If you follow basketball at all, I’m sure you’re aware of the infamy that comes with the name “Ron Artest.” In 2004, he made headlines for the “Malice at the Palace.” After taking part in an on-court fight, Artest turned his attention to some fans and went into the stands to fight them, too. That led to a suspension that lasted through the rest of the season. Although it’s been a few years, no one has forgotten his actions that night. However, just last week he was given the NBA’s J. Walter Kennedy Citizenship award. Yes, the same guy who once beat up fans is now the league’s “Citizen of the Year.” He received the award primarily for his work in raising awareness (and $650,000 worth of funds) for mental illness.

So, the NBA’s bad boy is now the good guy, right? Not hardly. He is still known for dirty play, as evidenced by his actions in last night’s game. With less than thirty seconds left and his team down by eleven points, Artest took his frustration out on Dallas player JJ Barea by “clotheslining” Barea, earning him an ejection and a probable suspension for the next game. So, how do you go from earning the citizenship award one week to getting ejected from a game the next? It’s quite simple, actually. Most of us Christians are guilty of the same from time to time.

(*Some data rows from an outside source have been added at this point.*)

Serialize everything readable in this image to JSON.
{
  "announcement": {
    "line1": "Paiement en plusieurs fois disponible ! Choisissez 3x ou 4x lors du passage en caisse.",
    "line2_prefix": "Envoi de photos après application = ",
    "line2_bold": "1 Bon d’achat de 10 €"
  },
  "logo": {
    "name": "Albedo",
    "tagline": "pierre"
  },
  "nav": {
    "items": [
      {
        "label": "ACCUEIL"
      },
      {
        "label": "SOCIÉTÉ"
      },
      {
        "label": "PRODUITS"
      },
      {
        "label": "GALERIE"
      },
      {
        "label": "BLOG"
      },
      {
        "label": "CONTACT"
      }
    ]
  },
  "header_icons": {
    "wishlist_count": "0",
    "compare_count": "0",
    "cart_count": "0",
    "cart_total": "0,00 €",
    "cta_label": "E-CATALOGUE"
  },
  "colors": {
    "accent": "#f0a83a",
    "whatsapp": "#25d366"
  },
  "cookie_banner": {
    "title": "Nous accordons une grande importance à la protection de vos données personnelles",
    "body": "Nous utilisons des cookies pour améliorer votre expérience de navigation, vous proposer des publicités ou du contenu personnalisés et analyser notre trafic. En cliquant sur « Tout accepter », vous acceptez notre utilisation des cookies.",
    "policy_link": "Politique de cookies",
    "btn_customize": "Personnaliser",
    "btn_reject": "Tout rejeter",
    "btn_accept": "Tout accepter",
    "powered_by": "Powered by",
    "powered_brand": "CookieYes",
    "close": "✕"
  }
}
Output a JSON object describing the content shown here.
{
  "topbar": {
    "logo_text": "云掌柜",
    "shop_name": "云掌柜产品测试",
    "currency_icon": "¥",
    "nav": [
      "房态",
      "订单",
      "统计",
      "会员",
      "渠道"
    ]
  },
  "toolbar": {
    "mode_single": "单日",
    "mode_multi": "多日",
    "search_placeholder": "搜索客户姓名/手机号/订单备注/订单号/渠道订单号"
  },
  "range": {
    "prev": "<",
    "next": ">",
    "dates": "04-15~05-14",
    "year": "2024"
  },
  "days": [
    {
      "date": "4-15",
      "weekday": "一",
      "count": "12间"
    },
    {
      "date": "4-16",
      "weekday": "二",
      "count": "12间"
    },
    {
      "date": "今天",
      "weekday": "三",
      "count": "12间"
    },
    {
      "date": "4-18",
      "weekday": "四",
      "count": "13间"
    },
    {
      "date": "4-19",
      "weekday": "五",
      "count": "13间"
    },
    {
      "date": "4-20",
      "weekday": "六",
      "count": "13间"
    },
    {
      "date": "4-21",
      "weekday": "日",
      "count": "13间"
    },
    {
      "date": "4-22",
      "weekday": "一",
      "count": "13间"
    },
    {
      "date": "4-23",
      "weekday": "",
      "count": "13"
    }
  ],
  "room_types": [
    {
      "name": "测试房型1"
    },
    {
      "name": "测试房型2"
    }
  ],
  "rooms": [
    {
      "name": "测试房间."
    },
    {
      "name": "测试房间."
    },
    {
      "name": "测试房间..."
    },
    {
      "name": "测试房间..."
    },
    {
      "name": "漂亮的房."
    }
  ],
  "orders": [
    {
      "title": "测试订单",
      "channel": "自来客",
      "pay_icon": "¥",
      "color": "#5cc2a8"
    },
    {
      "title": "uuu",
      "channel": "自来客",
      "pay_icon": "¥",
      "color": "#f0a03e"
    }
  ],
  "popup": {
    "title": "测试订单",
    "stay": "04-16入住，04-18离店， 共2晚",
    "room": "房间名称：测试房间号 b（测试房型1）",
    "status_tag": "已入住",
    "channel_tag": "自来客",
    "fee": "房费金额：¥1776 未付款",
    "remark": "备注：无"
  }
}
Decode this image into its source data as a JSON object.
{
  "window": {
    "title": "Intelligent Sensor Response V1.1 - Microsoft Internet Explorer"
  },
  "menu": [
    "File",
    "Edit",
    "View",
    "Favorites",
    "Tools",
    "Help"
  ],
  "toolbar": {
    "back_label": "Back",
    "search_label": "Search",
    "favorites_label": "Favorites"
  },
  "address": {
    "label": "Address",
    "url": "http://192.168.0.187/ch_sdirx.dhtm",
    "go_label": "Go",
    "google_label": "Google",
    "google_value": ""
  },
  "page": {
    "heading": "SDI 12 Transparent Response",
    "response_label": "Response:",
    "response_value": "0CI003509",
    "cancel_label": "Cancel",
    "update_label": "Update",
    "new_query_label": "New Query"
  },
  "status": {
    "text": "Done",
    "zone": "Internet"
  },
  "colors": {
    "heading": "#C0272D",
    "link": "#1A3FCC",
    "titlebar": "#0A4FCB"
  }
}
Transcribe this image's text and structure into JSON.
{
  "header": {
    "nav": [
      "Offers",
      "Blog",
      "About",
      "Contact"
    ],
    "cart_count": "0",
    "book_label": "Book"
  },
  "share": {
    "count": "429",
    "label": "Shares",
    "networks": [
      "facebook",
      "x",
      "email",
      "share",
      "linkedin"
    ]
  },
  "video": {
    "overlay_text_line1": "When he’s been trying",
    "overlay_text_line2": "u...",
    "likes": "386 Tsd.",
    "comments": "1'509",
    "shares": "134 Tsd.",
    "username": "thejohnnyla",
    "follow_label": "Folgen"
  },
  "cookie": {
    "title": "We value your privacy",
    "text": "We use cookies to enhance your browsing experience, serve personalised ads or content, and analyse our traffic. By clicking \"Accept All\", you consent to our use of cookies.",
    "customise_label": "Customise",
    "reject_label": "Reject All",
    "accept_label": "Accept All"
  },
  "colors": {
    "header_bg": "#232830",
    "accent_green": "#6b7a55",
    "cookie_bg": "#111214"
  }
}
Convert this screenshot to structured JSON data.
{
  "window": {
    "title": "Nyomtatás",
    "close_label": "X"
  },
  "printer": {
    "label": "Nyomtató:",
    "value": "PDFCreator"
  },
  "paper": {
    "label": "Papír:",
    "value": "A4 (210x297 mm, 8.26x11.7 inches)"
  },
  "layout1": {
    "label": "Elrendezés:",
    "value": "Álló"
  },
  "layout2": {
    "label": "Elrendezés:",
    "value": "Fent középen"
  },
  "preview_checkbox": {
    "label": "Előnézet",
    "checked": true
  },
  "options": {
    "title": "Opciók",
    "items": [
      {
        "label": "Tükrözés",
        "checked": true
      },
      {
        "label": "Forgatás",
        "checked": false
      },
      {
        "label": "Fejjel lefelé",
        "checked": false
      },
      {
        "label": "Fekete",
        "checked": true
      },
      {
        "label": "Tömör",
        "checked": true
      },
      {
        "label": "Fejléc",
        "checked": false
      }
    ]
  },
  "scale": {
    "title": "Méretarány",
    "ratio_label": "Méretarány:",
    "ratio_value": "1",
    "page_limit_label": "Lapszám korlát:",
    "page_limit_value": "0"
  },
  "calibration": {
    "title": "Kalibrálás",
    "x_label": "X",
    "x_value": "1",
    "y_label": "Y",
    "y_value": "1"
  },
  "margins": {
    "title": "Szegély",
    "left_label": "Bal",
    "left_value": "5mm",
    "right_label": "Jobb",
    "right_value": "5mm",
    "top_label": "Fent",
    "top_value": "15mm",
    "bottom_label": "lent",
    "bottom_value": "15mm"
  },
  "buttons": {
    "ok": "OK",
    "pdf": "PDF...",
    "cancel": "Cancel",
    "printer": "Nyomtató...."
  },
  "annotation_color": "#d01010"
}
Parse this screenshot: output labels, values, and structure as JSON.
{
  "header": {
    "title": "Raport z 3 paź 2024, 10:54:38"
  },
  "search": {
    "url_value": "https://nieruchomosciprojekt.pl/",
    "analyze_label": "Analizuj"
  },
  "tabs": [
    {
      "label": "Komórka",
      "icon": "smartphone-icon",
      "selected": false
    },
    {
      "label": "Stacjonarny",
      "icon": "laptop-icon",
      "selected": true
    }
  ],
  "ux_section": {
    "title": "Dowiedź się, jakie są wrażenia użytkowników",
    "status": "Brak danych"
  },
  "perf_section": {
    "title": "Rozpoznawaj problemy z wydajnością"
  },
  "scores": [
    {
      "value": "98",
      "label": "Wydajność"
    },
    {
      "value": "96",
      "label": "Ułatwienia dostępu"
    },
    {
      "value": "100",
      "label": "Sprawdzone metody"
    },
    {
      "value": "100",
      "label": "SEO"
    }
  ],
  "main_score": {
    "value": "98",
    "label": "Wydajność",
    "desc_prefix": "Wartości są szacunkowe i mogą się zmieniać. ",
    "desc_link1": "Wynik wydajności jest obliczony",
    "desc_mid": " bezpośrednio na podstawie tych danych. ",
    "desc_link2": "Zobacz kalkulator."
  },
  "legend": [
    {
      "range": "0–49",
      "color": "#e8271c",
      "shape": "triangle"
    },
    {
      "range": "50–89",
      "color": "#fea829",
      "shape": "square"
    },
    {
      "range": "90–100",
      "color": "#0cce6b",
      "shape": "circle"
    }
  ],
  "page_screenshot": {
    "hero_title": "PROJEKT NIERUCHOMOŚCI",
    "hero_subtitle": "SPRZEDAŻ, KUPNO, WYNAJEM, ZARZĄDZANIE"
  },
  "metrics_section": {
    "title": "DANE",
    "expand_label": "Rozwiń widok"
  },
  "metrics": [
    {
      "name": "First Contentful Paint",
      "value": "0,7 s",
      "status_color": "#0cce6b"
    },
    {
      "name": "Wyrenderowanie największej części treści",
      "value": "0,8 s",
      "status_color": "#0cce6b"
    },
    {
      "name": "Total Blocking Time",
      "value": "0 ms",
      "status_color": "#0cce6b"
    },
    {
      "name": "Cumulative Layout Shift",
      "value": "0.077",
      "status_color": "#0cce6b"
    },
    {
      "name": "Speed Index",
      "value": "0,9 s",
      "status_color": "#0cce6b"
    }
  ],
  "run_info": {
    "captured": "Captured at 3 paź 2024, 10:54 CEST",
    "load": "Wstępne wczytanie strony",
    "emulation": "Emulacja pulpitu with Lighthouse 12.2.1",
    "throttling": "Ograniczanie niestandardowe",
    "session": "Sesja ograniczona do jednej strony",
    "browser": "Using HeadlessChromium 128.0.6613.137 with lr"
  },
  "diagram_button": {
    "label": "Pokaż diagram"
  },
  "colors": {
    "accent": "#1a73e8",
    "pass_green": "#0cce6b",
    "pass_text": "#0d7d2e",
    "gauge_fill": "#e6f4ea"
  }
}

You see, Artest won the award based on his financial donations off the court. How are we similar to this? We have all been guilty (at one point or another) of doing the things to get ourselves noticed, whether it’s posting the “holier-than-thou” Facebook status, putting on our “church faces” to convince our brethren that everything is fine, or even doing the right thing with the wrong attitude. We know how to get the praise of men, and sometimes we focus on that instead of concerning ourselves with just doing the right thing. Whether it’s Ron Artest or Brother Smith at the congregation down the street, there’s still great value in doing good things, but if you aren’t truly changed and you’re only concerned with doing some good things, what’s the point? God calls us to live lives that are truly different.

Every aspect of our lives should be conformed to His will, not just the public parts that others will see. In the end, it doesn’t matter how much praise is heaped on each person. What matters is how much we have submitted ourselves to God’s will in every aspect of our lives.